Jenseits des HORIZONT

Die Banalität der Entsinnlichung. Eine Ö1-Reform der Gutmenschen.

Ö1, immerhin reichweitenstärkster Qualitätsradiosender Europas (wenn nicht weltweit), wurde reformiert. Weniger Treiber, mehr Roither. Oder weniger Sinnlichkeit, kulturelle Vielfalt mit Lust an Guerilla, dafür mehr Guthaftigkeit, Ernsthaftigkeit und Informationshaftigkeit. Information wächst, Kultur wird leicht zurückgenommen, dafür mehr über sie geredet.

Das entspricht dem neuen, braven, sinnlichen Ethos und Verständnis der gutmeinenden, emanzipierten ManagerInnen. Dass der Sender dadurch Charme, Flair, Bissigkeit, Gemeinheit verliert, wird noch nicht registriert.
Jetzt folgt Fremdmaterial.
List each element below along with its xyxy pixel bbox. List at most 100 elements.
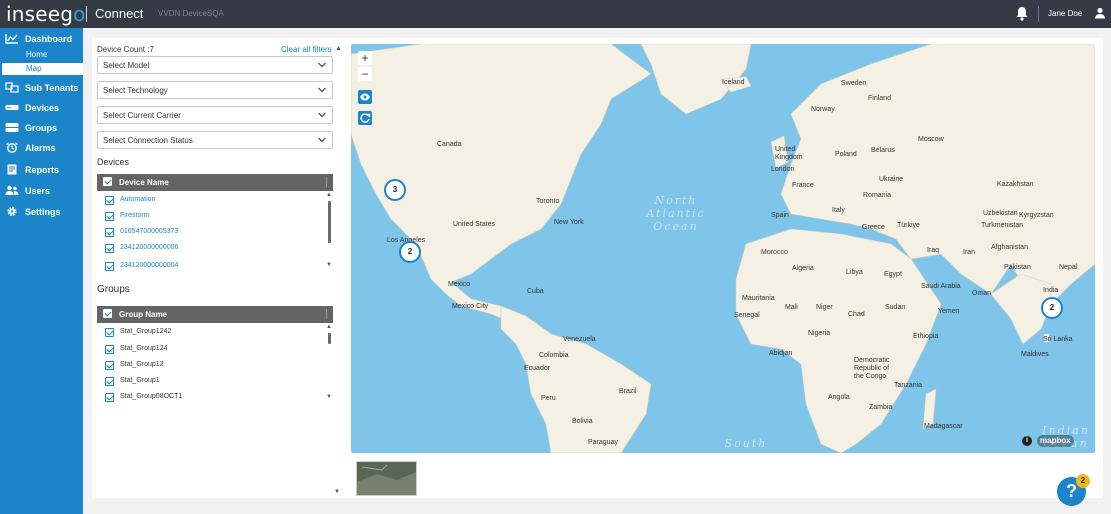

Dennoch: Ö1 bleibt ein gutes Programm, es passt sich halt den Partnern an, ist zwar weiterhin mutig, aber ohne die Sprengkraft des ironisch intellektuellen Drüberfliegens. Die Musikauswahl ist wenig verändert, dafür gibt es – nahezu zwei Jahrzehnte nach Dieter Moor – wieder einen Nighttalk. Auch gut. Aber leider fad. Immerhin: eine Sonntagsmatinee, die leise an Qualitätsdumping erinnert und an die Deutschlandfunkisierung des Radios.

Man hört: Es ist eine neue, jüngere, brave und beflissene Generation am Werke. Jünger bezieht sich ausschliesslich auf die Lebensjahre. Auch der Säbel ist im Kanon der Fechtbewerbe olympisch. Schade um das Florett.